Shane Metcalf isn’t shy about his views on HR.

“I have a bone to pick with the term ‘Human Resources,’ ” the co-founder of employee-development software maker 15Five said at the beginning of a recent podcast with Employee Cycle CEO Bruce Marable

“The language we use is very powerful,” Metcalf said. “[And] humans are not resources. We’re not like coal, to be shoveled into the furnace to burn and extract the value from and then thrown away. We think it’s detrimental to think of your employees as resources.
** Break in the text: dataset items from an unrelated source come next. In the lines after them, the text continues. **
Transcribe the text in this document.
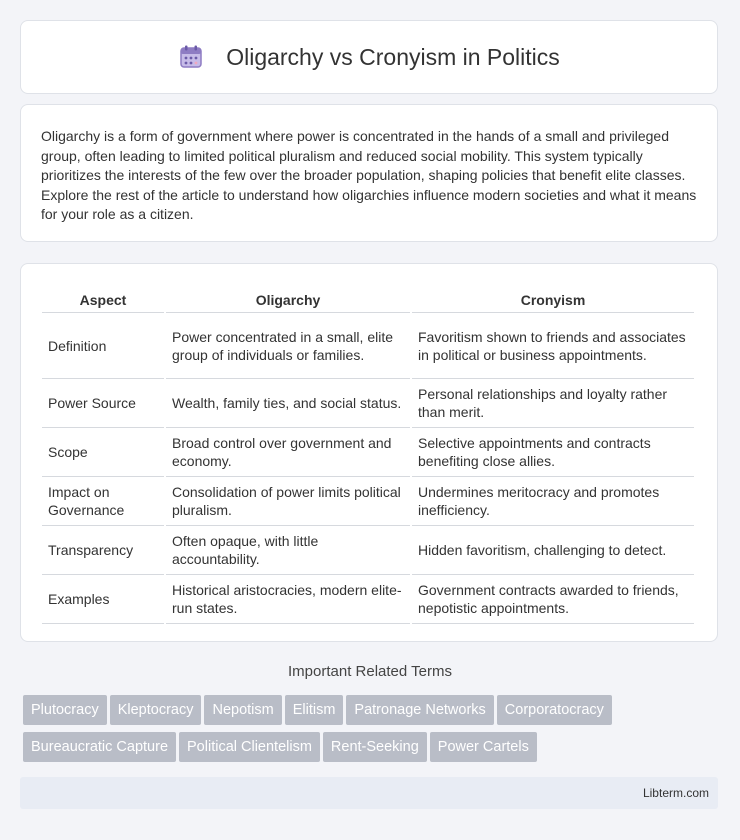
Oligarchy vs Cronyism in Politics

Oligarchy is a form of government where power is concentrated in the hands of a small and privileged group, often leading to limited political pluralism and reduced social mobility. This system typically prioritizes the interests of the few over the broader population, shaping policies that benefit elite classes. Explore the rest of the article to understand how oligarchies influence modern societies and what it means for your role as a citizen.

Aspect	Oligarchy	Cronyism
Definition	Power concentrated in a small, elite group of individuals or families.	Favoritism shown to friends and associates in political or business appointments.
Power Source	Wealth, family ties, and social status.	Personal relationships and loyalty rather than merit.
Scope	Broad control over government and economy.	Selective appointments and contracts benefiting close allies.
Impact on Governance	Consolidation of power limits political pluralism.	Undermines meritocracy and promotes inefficiency.
Transparency	Often opaque, with little accountability.	Hidden favoritism, challenging to detect.
Examples	Historical aristocracies, modern elite-run states.	Government contracts awarded to friends, nepotistic appointments.
Important Related Terms
Plutocracy Kleptocracy Nepotism Elitism Patronage Networks Corporatocracy
Bureaucratic Capture Political Clientelism Rent-Seeking Power Cartels
Libterm.com
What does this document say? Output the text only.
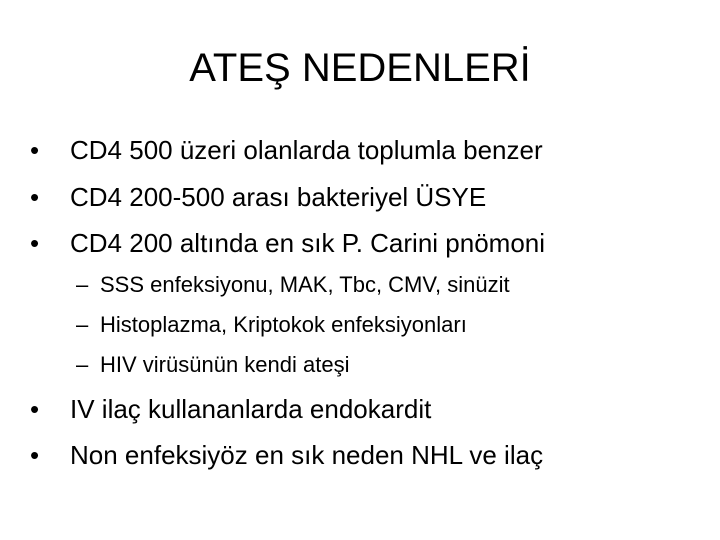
ATEŞ NEDENLERİ
• CD4 500 üzeri olanlarda toplumla benzer
• CD4 200-500 arası bakteriyel ÜSYE
• CD4 200 altında en sık P. Carini pnömoni
– SSS enfeksiyonu, MAK, Tbc, CMV, sinüzit
– Histoplazma, Kriptokok enfeksiyonları
– HIV virüsünün kendi ateşi
• IV ilaç kullananlarda endokardit
• Non enfeksiyöz en sık neden NHL ve ilaç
Rather, they are potential to be unlocked.”

Metcalf — who prefers the term People Operations over Human Resources — said he based his beliefs after years of executive coaching, during which time he focused on building cohesive leadership teams.

“I facilitated a lot of co-founder divorces,” he said, which gave him insight on what can go wrong with companies, such as: How does culture go off the rails and how do you get it back on track?

‘A Crisis of Engagement’

Metcalf says the current model of employees-as-resources has been harmful for both workers and organizations.
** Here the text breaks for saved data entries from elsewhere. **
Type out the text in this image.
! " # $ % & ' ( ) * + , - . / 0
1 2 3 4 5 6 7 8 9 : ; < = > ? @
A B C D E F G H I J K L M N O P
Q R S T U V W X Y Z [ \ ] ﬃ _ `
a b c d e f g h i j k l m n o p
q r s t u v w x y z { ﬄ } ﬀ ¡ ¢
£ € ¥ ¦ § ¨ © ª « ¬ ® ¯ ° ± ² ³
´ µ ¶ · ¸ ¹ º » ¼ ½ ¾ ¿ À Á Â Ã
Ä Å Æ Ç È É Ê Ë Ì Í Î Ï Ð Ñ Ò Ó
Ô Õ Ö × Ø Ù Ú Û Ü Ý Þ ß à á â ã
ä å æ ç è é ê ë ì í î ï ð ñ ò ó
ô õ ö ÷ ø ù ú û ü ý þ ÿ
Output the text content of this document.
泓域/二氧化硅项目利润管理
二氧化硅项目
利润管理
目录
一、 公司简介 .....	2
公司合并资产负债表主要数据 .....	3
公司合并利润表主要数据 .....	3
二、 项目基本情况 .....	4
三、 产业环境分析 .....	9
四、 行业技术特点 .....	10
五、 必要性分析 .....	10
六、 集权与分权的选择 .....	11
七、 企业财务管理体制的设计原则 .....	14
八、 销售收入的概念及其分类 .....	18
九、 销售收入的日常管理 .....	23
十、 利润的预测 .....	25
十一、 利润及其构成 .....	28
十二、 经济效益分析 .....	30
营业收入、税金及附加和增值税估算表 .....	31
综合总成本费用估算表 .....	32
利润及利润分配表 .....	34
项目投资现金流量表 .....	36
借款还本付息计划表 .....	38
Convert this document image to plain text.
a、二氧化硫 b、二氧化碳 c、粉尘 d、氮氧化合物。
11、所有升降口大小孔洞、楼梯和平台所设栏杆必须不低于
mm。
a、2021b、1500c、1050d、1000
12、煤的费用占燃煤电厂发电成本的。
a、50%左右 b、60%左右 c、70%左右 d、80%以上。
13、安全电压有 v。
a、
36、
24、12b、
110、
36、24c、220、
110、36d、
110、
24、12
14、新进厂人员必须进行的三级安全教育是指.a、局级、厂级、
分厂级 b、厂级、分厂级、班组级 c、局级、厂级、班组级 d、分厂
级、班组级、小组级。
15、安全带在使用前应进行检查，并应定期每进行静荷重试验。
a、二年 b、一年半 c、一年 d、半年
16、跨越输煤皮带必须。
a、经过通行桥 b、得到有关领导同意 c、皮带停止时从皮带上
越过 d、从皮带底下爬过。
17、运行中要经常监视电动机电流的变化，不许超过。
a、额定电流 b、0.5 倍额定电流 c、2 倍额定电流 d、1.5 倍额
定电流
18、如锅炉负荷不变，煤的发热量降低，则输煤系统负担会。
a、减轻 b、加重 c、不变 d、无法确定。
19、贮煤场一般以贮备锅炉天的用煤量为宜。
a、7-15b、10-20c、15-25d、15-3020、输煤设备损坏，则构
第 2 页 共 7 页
“The term ‘HR’ reduces these dynamic, complex animals that we are down to the [as author Dan Pink writes] ‘single-minded economic robot,’ ” he said. “[The idea] that we can easily reduce all of the wonders and challenges of a human being into something as simple as a resource is a shame and part of the crisis of engagement we see in this country and world today,” he said.
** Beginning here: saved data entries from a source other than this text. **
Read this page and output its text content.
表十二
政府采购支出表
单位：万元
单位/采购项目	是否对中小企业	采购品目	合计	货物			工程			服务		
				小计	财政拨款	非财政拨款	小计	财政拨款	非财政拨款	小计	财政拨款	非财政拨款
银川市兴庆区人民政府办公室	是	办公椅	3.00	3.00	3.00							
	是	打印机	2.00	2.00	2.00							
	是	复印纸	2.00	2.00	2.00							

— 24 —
Shifting away from ”this old paradigm of humans as resources” to one of people and culture is what Metcalf’s company strives to achieve with its clients, including a focus on the idea of the “whole self.”

“What we need to do,” Metcalf said, “is design organizations and management structures that actually do in fact support the whole human being, not just one slice of it.”

And companies are starting to realize the bottom-line benefits of such programs, Metcalf said. 

“By helping people be and become the best versions of themselves, that’s good for business, so there’s economic incentive for companies to get good at this.”

And if companies can design a culture that makes people feel like they belong, Metcalf said, it could have tremendous benefits for the organization. 

“When people feel a sense of belonging, they don’t want to leave, and when they are growing their self-esteem, they are excited to use their gifts to give back. … That’s the opportunity that companies have.”

Beginning with Intention

Frustratingly for employers, there’s no cookie-cutter answer when it comes to how to get employees to strive to reach their full potential, Metcalf said. 

“When it comes to what it truly means to living your life at its best, it’s really an individualized journey that leads to transformation.”

While Metcalf said companies should employ a customized, varied approach, “It all has to start with intention.”

“If all I care about [for my organization] is making money … it’s not going to work,” he said. “So much of what we’re training business leaders to think about is expanding the context of why your company exists.”

And part of that growing context should include a desire to develop your workers with the help of positive psychology, Metcalf said, adding that our brains are in a more creative state when we feel secure and cared for.

To that end, Metcalf advised companies to make concerted efforts at increasing communication.

“You want to create a lot of feedback loops inside your company so you’re asking more questions and having better conversations, both at individual manager employee level, but also at the leadership/people operations level.”

Monday Morning Meditation

So what are some examples of ways to create the best workforce possible?

Metcalf advised using “cultural engineering” to create positive brain states and shared an example of what’s working at his own company.

“Every Monday morning before the company’s all-hands meeting, we do five minutes of gratitude meditation,” he said. 

“Whether it be our mothers, the internet, toilet paper, anything that helps us. …[Because] if you focus on what you’re grateful for, you will move your brain into a positive state and that has a really profound impact for long-term happiness.”

Metcalf said the exercise helps keep the company’s employee engagement scores up, citing a 97% “yes” response to the survey question: Are you a better version of yourself for working at this company?

“It’s one of the simplest things we do,” he said, “but it has a huge impact.”

Research has shown that managers need to have a 5:1 ratio of positive to negative interactions with workers in order to sustain a healthy culture, and Meltcalf added that doing employee-centric things like simply saying “thank you” more often is now a necessity in order to keep your top talent from walking out the door.

“We have more power as employees than we’ve ever had before,” Metcalf said. “Which is why business leaders need to get this locked down. People no longer feel the obligation to stay in crappy companies.”